BBC Brasil
26/06/2008 - 14h54

Para OCDE, países devem aproveitar alta de alimentos para cortar subsídios

da BBC Brasil

Um relatório da OCDE (Organização para Cooperação e Desenvolvimento Econômico) divulgado nesta quinta-feira pede que os países ricos aproveitem a alta mundial dos preços de alimentos para reformular "com urgência" suas políticas agrícolas protecionistas.

Segundo o relatório, medidas que "causam distorções nos mercados" se tornaram, com a alta dos alimentos, "menos eficazes em combater problemas de receita dos agricultores".

No ano passado, a ajuda concedida aos produtores dos países da OCDE alcançou US$ 258 bilhões --pouco mais que os US$ 257 bilhões registrados em 2006, segundo os dados divulgados nesta quinta-feira.

Apesar de se manter estável de um ano para outro, o valor foi o equivalente a 23% da receita dos produtores --abaixo dos 26% registrados no ano anterior e dos 28% em 2005.

Em uma perspectiva histórica, o nível atual de ajuda é o menor desde o início das estatísticas, nos anos 1980. Entre 1986 e 1988, esta porcentagem era de 37%.

"A queda no nível da ajuda em 2007 foi principalmente motivada pelo aumento dos preços globais das commodities", atribuiu o relatório. "Com preços mundiais mais altos, as medidas dos países da OCDE para manter os preços geraram transferências menores, resultando em uma redução total da ajuda aos produtores."

Para a OCDE, "não aproveitar as oportunidades para reformas" abertas com o momento de alta nos preços dos alimentos significará "prolongar a vida de políticas que criam desequilíbrios de mercado".

Inflação dos alimentos

O relatório é mais um a atrelar a discussão sobre políticas protecionistas à questão do aumento dos preços de alimentos.

Na quarta-feira, a organização Oxfam, de combate à pobreza e à fome, disse que desmantelar os subsídios agrícolas dos países ricos ajudaria a conter a alta dos produtos agrícolas.
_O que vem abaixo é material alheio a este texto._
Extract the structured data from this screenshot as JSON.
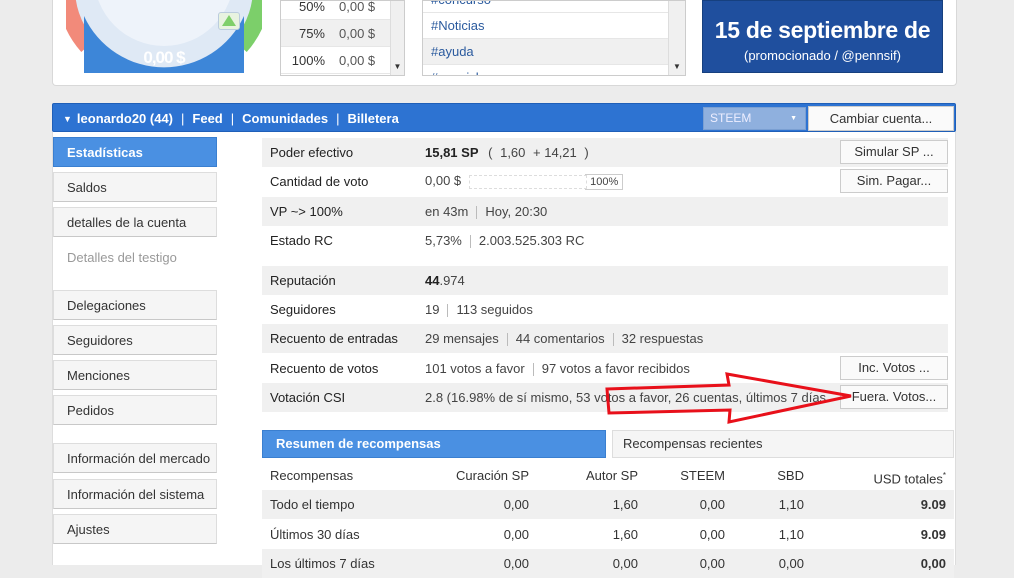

Para a OCDE, as altas do setor agrícola se devem a vários fatores: tendências de aumento na demanda por alimentos nos mercados emergentes, preços mais altos de energia e redução temporária de oferta de mercados-chave por conta de secas.

Além disso, afirma o documento, "uma maior atividade especulativa e políticas de estímulo à mudança no uso de determinadas colheitas para produção de biocombustíveis foram outras fontes de aumento dos preços das commodities".

A organização reconheceu que houve avanços no desmantelamento de políticas de protecionismo agrícola, como a reforma do açúcar pela União Européia, a aprovação de uma nova lei agrícola nos Estados Unidos e pequenas mudanças no Japão e na Coréia do Sul.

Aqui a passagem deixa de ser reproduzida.